In this presentation, I report on my experiences teaching Abnormal Psychology at the University of Michigan utilizing a method in which links between the field of psychopathology and related disciplines were emphasized. Specifically, for each diagnostic category that was studied, the scientific literature in psychology was presented in the context of philosophical, anthropological, political, sociological, and artistic commentary on the relevant mental disorders, their causes, and their treatment. For example, the lecture and readings on schizophrenia included: philosophical perspectives on psychosis; consideration of political issues in defining psychosis; anthropological views of schizophrenia and related conditions, and works of fine art and popular culture that deal with the topics of psychosis and schizophrenia.
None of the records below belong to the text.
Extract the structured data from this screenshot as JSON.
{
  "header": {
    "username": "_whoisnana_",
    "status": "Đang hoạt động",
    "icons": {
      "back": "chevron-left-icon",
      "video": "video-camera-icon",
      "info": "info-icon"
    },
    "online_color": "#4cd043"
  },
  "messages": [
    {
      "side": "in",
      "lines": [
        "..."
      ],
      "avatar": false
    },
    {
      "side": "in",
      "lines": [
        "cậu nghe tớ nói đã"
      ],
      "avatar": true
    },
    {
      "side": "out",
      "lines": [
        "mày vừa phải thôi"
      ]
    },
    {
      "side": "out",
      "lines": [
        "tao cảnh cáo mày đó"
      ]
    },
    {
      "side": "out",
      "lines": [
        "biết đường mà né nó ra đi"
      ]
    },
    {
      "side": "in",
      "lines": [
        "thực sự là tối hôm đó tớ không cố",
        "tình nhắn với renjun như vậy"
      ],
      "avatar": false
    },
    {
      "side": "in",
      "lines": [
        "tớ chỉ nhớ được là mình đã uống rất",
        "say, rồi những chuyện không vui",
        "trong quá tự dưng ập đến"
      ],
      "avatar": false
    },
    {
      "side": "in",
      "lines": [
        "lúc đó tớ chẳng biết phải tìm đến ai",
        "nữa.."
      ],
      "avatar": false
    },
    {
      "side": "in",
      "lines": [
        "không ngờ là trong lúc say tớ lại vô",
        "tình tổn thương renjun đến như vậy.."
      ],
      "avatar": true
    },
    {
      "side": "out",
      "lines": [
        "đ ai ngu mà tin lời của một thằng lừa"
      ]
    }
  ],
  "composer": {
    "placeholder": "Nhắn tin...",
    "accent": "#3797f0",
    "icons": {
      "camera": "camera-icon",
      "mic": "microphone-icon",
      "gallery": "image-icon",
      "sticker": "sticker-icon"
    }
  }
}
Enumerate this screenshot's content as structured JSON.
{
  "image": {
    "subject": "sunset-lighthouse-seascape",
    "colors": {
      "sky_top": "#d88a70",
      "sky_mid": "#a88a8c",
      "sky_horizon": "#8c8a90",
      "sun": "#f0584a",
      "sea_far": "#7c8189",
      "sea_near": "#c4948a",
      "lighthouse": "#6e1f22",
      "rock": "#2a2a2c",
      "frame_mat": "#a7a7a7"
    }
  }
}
Students reported that this method of teaching increased the relevance of their Abnormal Psychology course, provided useful connections to other courses in their curriculum, and increased their interest in the field of psychology. I describe some of the practical issues, advantages, and difficulties in developing and teaching such a course. While my experiences with this method involved large lecture classes (200-300) students, I also discuss how it might be applied in seminar settings.